Chain rule: d/dx [ F(g(x)) ] = F'(g(x)) g'(x) = f(g(x)) g'(x).
So F(g(x)) is an antiderivative of f(g(x)) g'(x). By FTC Part 2:
integral from a to b of f(g(x)) g'(x) dx = F(g(b)) - F(g(a)).
But also, with u = g(x):
integral from g(a) to g(b) of f(u) du = F(g(b)) - F(g(a)).
The two right sides agree, hence
integral_{a}^{b} f(g(x)) g'(x) dx = integral_{g(a)}^{g(b)} f(u) du.
Worked example: integral from 0 to 1 of 2x cos(x^2) dx, with u = x^2, du = 2x dx.
= integral from u=0 to u=1 of cos(u) du = [sin u] from 0 to 1 = sin(1) - sin(0) = sin 1.反常积分:越过边界去积分
黎曼积分按其构造,需要有界区间上的有界函数。反常积分则越过这道边界:对正经的黎曼积分取极限——让一个端点跑向 ∞,或趋近某个使 f 爆破的点。当这个极限作为有限数存在时,反常积分才存在(我们说它收敛)。
Definition (infinite interval):
integral from 1 to infinity of f := lim_{R -> infinity} integral from 1 to R of f,
when that limit exists and is finite.
Example (converges): integral from 1 to infinity of 1/x^2 dx.

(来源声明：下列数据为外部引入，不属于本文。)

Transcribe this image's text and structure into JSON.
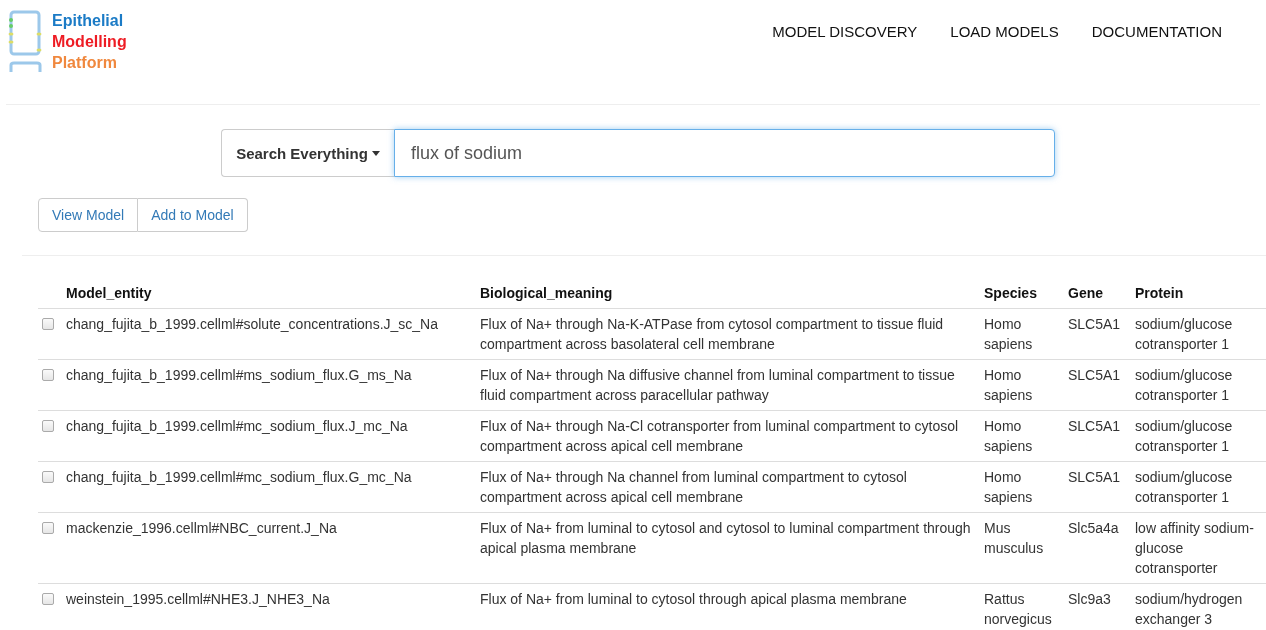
{
  "logo": {
    "lines": [
      "Epithelial",
      "Modelling",
      "Platform"
    ]
  },
  "nav": [
    "MODEL DISCOVERY",
    "LOAD MODELS",
    "DOCUMENTATION"
  ],
  "search": {
    "scope": "Search Everything",
    "value": "flux of sodium"
  },
  "actions": [
    "View Model",
    "Add to Model"
  ],
  "table": {
    "columns": [
      "Model_entity",
      "Biological_meaning",
      "Species",
      "Gene",
      "Protein"
    ],
    "rows": [
      {
        "checked": false,
        "cells": [
          "chang_fujita_b_1999.cellml#solute_concentrations.J_sc_Na",
          "Flux of Na+ through Na-K-ATPase from cytosol compartment to tissue fluid compartment across basolateral cell membrane",
          "Homo sapiens",
          "SLC5A1",
          "sodium/glucose cotransporter 1"
        ]
      },
      {
        "checked": false,
        "cells": [
          "chang_fujita_b_1999.cellml#ms_sodium_flux.G_ms_Na",
          "Flux of Na+ through Na diffusive channel from luminal compartment to tissue fluid compartment across paracellular pathway",
          "Homo sapiens",
          "SLC5A1",
          "sodium/glucose cotransporter 1"
        ]
      },
      {
        "checked": false,
        "cells": [
          "chang_fujita_b_1999.cellml#mc_sodium_flux.J_mc_Na",
          "Flux of Na+ through Na-Cl cotransporter from luminal compartment to cytosol compartment across apical cell membrane",
          "Homo sapiens",
          "SLC5A1",
          "sodium/glucose cotransporter 1"
        ]
      },
      {
        "checked": false,
        "cells": [
          "chang_fujita_b_1999.cellml#mc_sodium_flux.G_mc_Na",
          "Flux of Na+ through Na channel from luminal compartment to cytosol compartment across apical cell membrane",
          "Homo sapiens",
          "SLC5A1",
          "sodium/glucose cotransporter 1"
        ]
      },
      {
        "checked": false,
        "cells": [
          "mackenzie_1996.cellml#NBC_current.J_Na",
          "Flux of Na+ from luminal to cytosol and cytosol to luminal compartment through apical plasma membrane",
          "Mus musculus",
          "Slc5a4a",
          "low affinity sodium-glucose cotransporter"
        ]
      },
      {
        "checked": false,
        "cells": [
          "weinstein_1995.cellml#NHE3.J_NHE3_Na",
          "Flux of Na+ from luminal to cytosol through apical plasma membrane",
          "Rattus norvegicus",
          "Slc9a3",
          "sodium/hydrogen exchanger 3"
        ]
      }
    ]
  }
}
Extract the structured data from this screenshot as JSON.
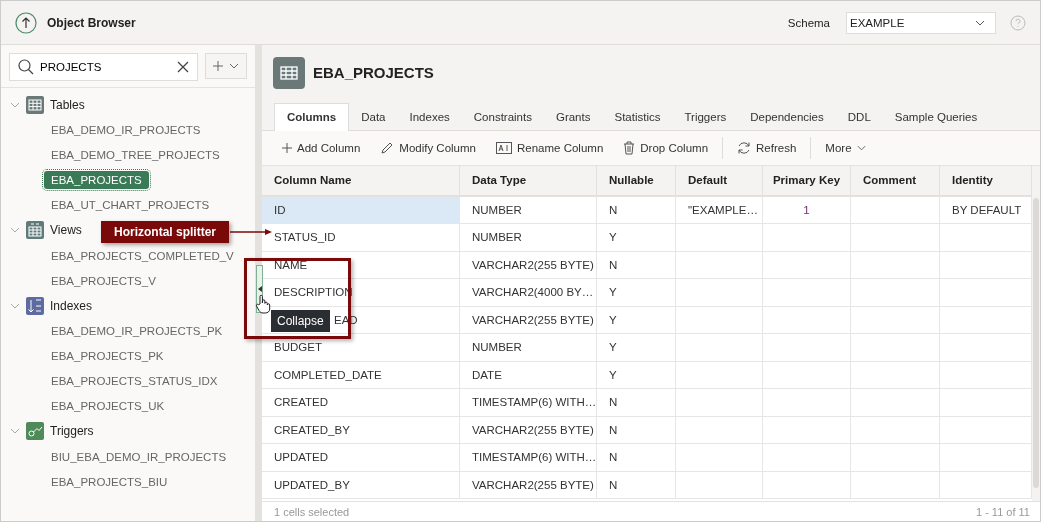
{
  "header": {
    "title": "Object Browser",
    "schema_label": "Schema",
    "schema_value": "EXAMPLE"
  },
  "search": {
    "value": "PROJECTS"
  },
  "tree": [
    {
      "label": "Tables",
      "kind": "tables",
      "expanded": true,
      "children": [
        {
          "label": "EBA_DEMO_IR_PROJECTS",
          "selected": false
        },
        {
          "label": "EBA_DEMO_TREE_PROJECTS",
          "selected": false
        },
        {
          "label": "EBA_PROJECTS",
          "selected": true
        },
        {
          "label": "EBA_UT_CHART_PROJECTS",
          "selected": false
        }
      ]
    },
    {
      "label": "Views",
      "kind": "views",
      "expanded": true,
      "children": [
        {
          "label": "EBA_PROJECTS_COMPLETED_V",
          "selected": false
        },
        {
          "label": "EBA_PROJECTS_V",
          "selected": false
        }
      ]
    },
    {
      "label": "Indexes",
      "kind": "indexes",
      "expanded": true,
      "children": [
        {
          "label": "EBA_DEMO_IR_PROJECTS_PK",
          "selected": false
        },
        {
          "label": "EBA_PROJECTS_PK",
          "selected": false
        },
        {
          "label": "EBA_PROJECTS_STATUS_IDX",
          "selected": false
        },
        {
          "label": "EBA_PROJECTS_UK",
          "selected": false
        }
      ]
    },
    {
      "label": "Triggers",
      "kind": "triggers",
      "expanded": true,
      "children": [
        {
          "label": "BIU_EBA_DEMO_IR_PROJECTS",
          "selected": false
        },
        {
          "label": "EBA_PROJECTS_BIU",
          "selected": false
        }
      ]
    }
  ],
  "object": {
    "title": "EBA_PROJECTS"
  },
  "tabs": [
    {
      "label": "Columns",
      "selected": true
    },
    {
      "label": "Data",
      "selected": false
    },
    {
      "label": "Indexes",
      "selected": false
    },
    {
      "label": "Constraints",
      "selected": false
    },
    {
      "label": "Grants",
      "selected": false
    },
    {
      "label": "Statistics",
      "selected": false
    },
    {
      "label": "Triggers",
      "selected": false
    },
    {
      "label": "Dependencies",
      "selected": false
    },
    {
      "label": "DDL",
      "selected": false
    },
    {
      "label": "Sample Queries",
      "selected": false
    }
  ],
  "toolbar": [
    {
      "label": "Add Column",
      "kind": "add"
    },
    {
      "label": "Modify Column",
      "kind": "modify"
    },
    {
      "label": "Rename Column",
      "kind": "rename"
    },
    {
      "label": "Drop Column",
      "kind": "drop"
    },
    {
      "label": "Refresh",
      "kind": "refresh"
    },
    {
      "label": "More",
      "kind": "more"
    }
  ],
  "table": {
    "columns": [
      "Column Name",
      "Data Type",
      "Nullable",
      "Default",
      "Primary Key",
      "Comment",
      "Identity"
    ],
    "rows": [
      {
        "cells": [
          "ID",
          "NUMBER",
          "N",
          "\"EXAMPLE…",
          "1",
          "",
          "BY DEFAULT"
        ],
        "selected": true
      },
      {
        "cells": [
          "STATUS_ID",
          "NUMBER",
          "Y",
          "",
          "",
          "",
          ""
        ],
        "selected": false
      },
      {
        "cells": [
          "NAME",
          "VARCHAR2(255 BYTE)",
          "N",
          "",
          "",
          "",
          ""
        ],
        "selected": false
      },
      {
        "cells": [
          "DESCRIPTION",
          "VARCHAR2(4000 BY…",
          "Y",
          "",
          "",
          "",
          ""
        ],
        "selected": false
      },
      {
        "cells": [
          "EAD",
          "VARCHAR2(255 BYTE)",
          "Y",
          "",
          "",
          "",
          ""
        ],
        "selected": false,
        "covered": true
      },
      {
        "cells": [
          "BUDGET",
          "NUMBER",
          "Y",
          "",
          "",
          "",
          ""
        ],
        "selected": false
      },
      {
        "cells": [
          "COMPLETED_DATE",
          "DATE",
          "Y",
          "",
          "",
          "",
          ""
        ],
        "selected": false
      },
      {
        "cells": [
          "CREATED",
          "TIMESTAMP(6) WITH…",
          "N",
          "",
          "",
          "",
          ""
        ],
        "selected": false
      },
      {
        "cells": [
          "CREATED_BY",
          "VARCHAR2(255 BYTE)",
          "N",
          "",
          "",
          "",
          ""
        ],
        "selected": false
      },
      {
        "cells": [
          "UPDATED",
          "TIMESTAMP(6) WITH…",
          "N",
          "",
          "",
          "",
          ""
        ],
        "selected": false
      },
      {
        "cells": [
          "UPDATED_BY",
          "VARCHAR2(255 BYTE)",
          "N",
          "",
          "",
          "",
          ""
        ],
        "selected": false
      }
    ]
  },
  "status_bar": {
    "selection": "1 cells selected",
    "range": "1 - 11 of 11"
  },
  "callout": {
    "label": "Horizontal splitter"
  },
  "tooltip": {
    "label": "Collapse"
  }
}
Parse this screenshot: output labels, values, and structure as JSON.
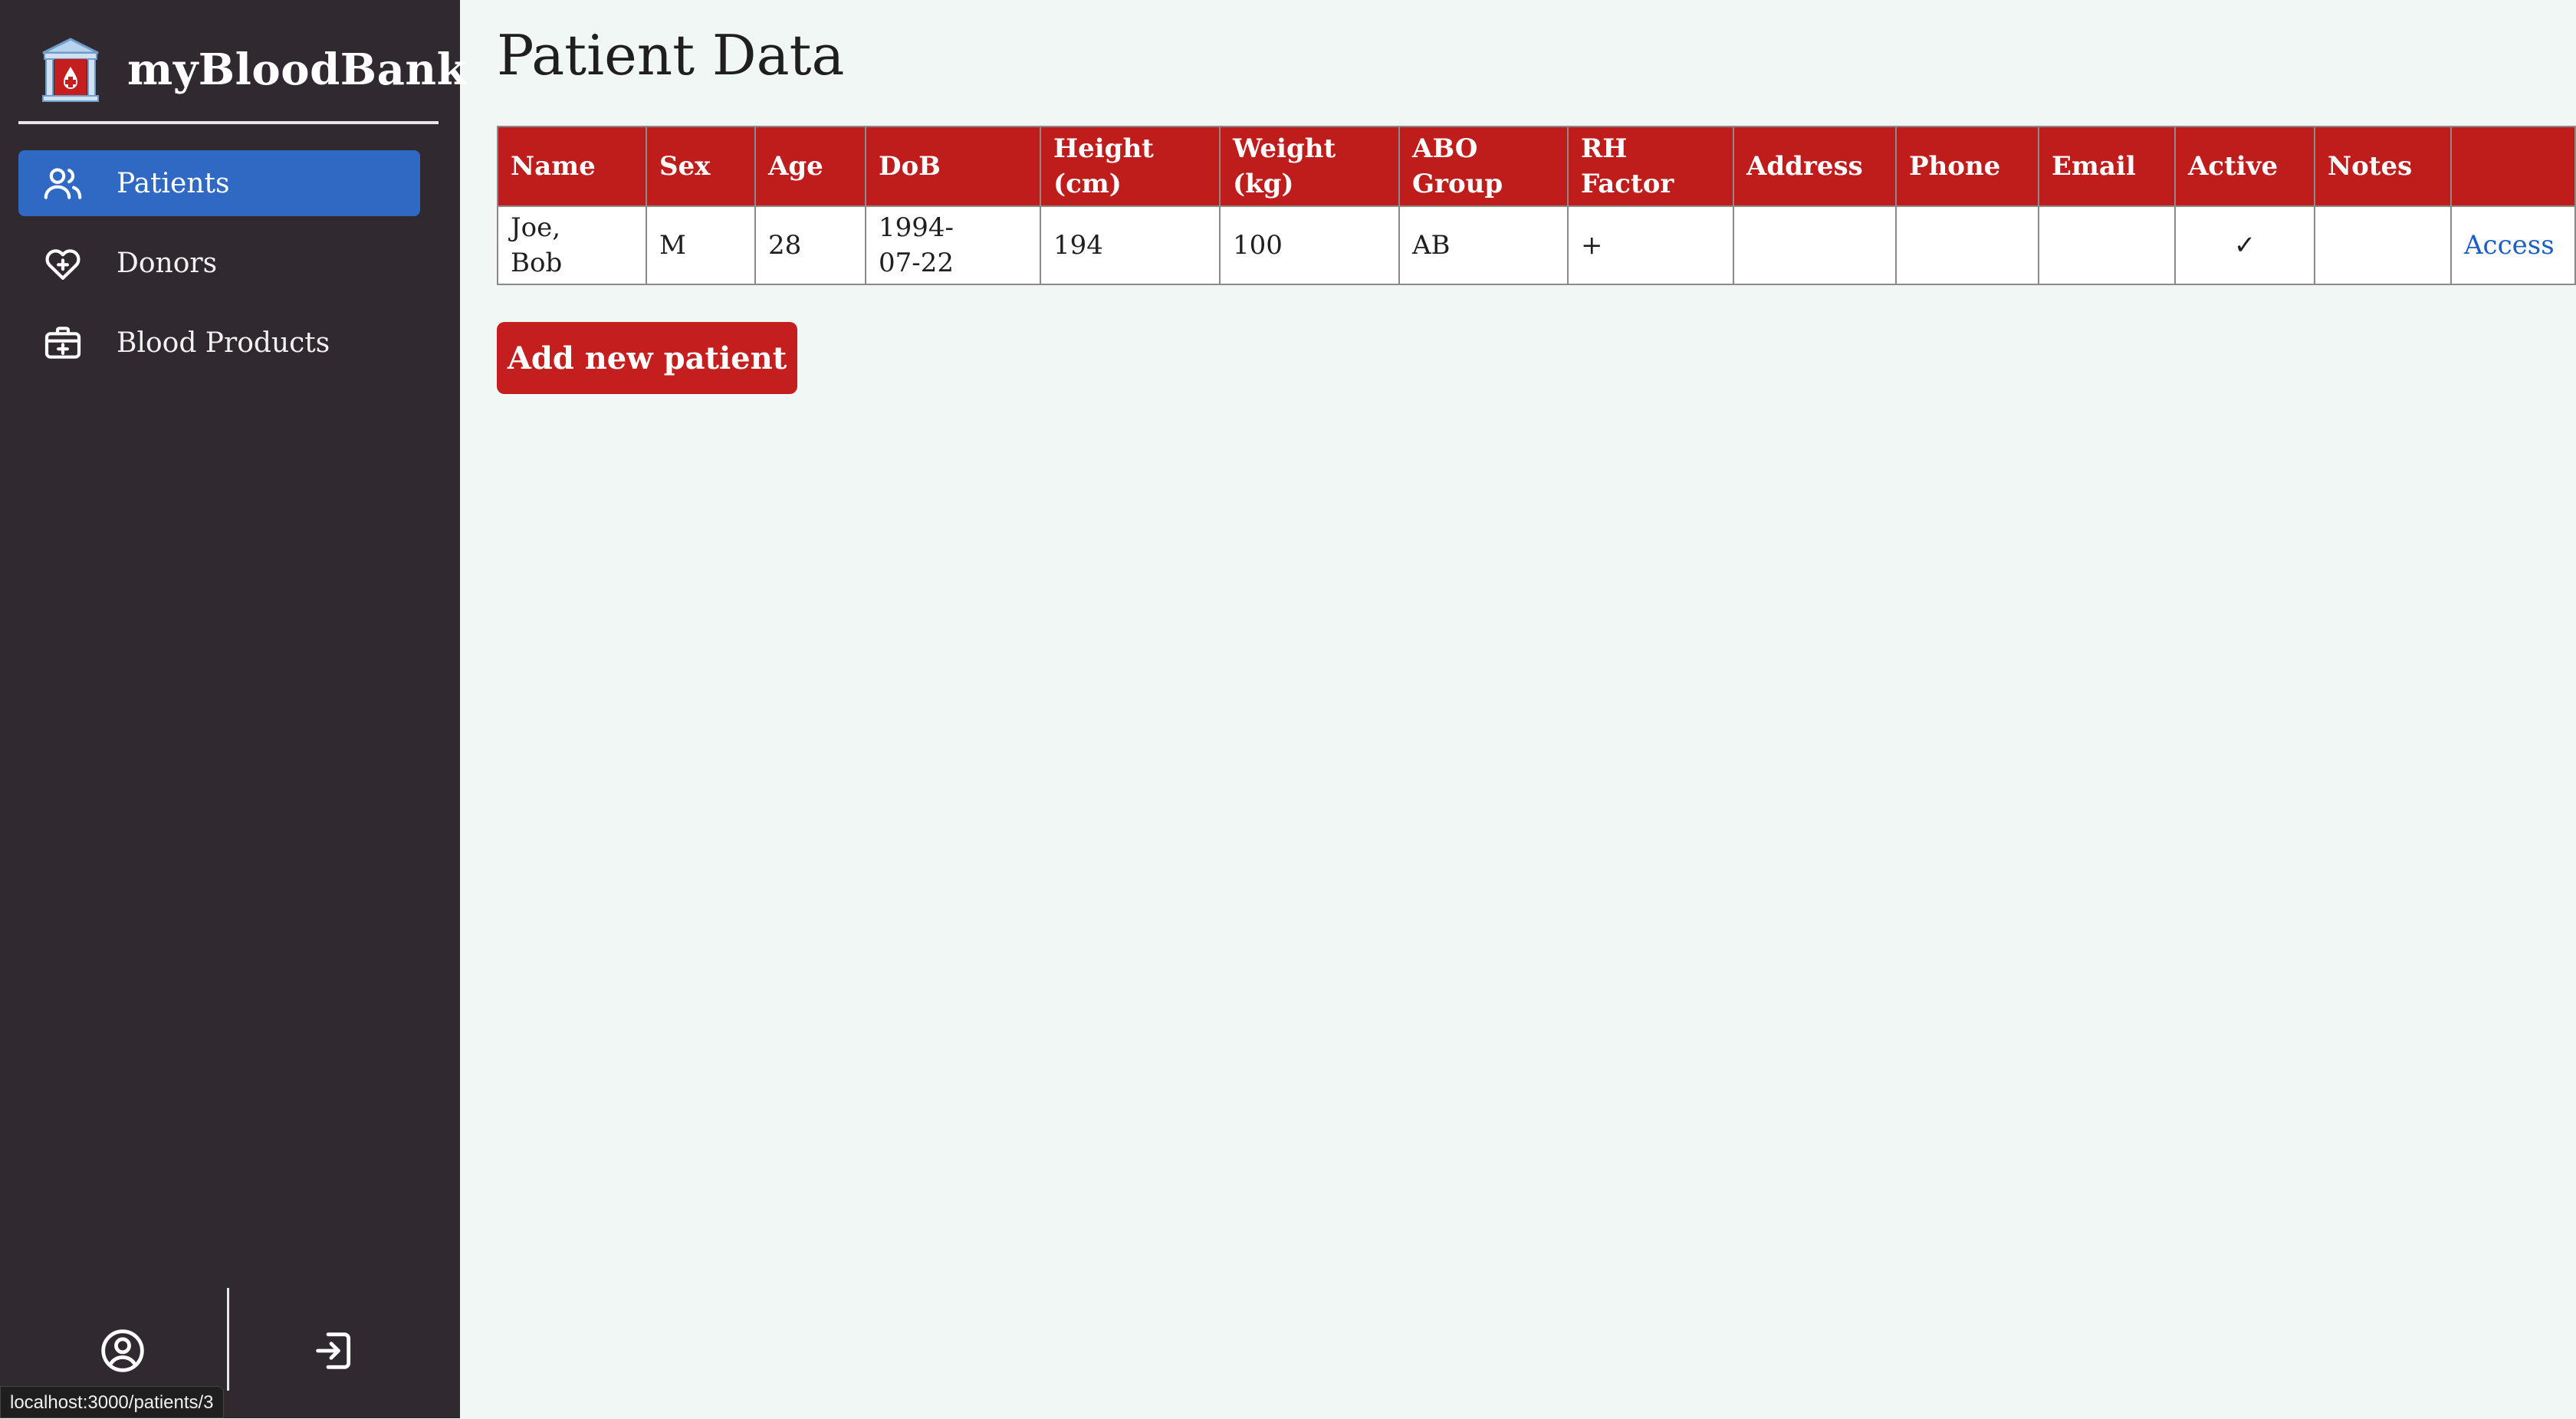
{
  "app": {
    "title": "myBloodBank"
  },
  "sidebar": {
    "items": [
      {
        "label": "Patients",
        "icon": "users-icon",
        "active": true
      },
      {
        "label": "Donors",
        "icon": "heart-plus-icon",
        "active": false
      },
      {
        "label": "Blood Products",
        "icon": "medical-kit-icon",
        "active": false
      }
    ],
    "bottom": {
      "profile_icon": "user-circle-icon",
      "logout_icon": "logout-icon"
    }
  },
  "status_bar": {
    "url": "localhost:3000/patients/3"
  },
  "page": {
    "title": "Patient Data"
  },
  "table": {
    "headers": {
      "name": "Name",
      "sex": "Sex",
      "age": "Age",
      "dob": "DoB",
      "height_1": "Height",
      "height_2": "(cm)",
      "weight_1": "Weight",
      "weight_2": "(kg)",
      "abo_1": "ABO",
      "abo_2": "Group",
      "rh_1": "RH",
      "rh_2": "Factor",
      "address": "Address",
      "phone": "Phone",
      "email": "Email",
      "active": "Active",
      "notes": "Notes",
      "action": ""
    },
    "rows": [
      {
        "name_1": "Joe,",
        "name_2": "Bob",
        "sex": "M",
        "age": "28",
        "dob_1": "1994-",
        "dob_2": "07-22",
        "height": "194",
        "weight": "100",
        "abo": "AB",
        "rh": "+",
        "address": "",
        "phone": "",
        "email": "",
        "active": "✓",
        "notes": "",
        "action": "Access"
      }
    ]
  },
  "actions": {
    "add_label": "Add new patient"
  },
  "colors": {
    "sidebar_bg": "#312930",
    "active_nav": "#2f69c4",
    "header_red": "#bf1c1c",
    "button_red": "#c41e1e",
    "link_blue": "#1b5fc2",
    "page_bg": "#f1f7f5"
  }
}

integral from 1 to R of x^{-2} dx = [ -1/x ] from 1 to R = 1 - 1/R.
As R -> infinity, 1 - 1/R -> 1. So the integral CONVERGES to 1.
Example (diverges): integral from 1 to infinity of 1/x dx.
integral from 1 to R of 1/x dx = ln R - ln 1 = ln R.
As R -> infinity, ln R -> infinity. So the integral DIVERGES.
Definition (unbounded near 0):
integral from 0 to 1 of 1/sqrt(x) dx := lim_{t -> 0+} integral from t to 1 of x^{-1/2} dx
= lim_{t->0+} [ 2 sqrt(x) ] from t to 1 = lim_{t->0+} (2 - 2 sqrt(t)) = 2. CONVERGES.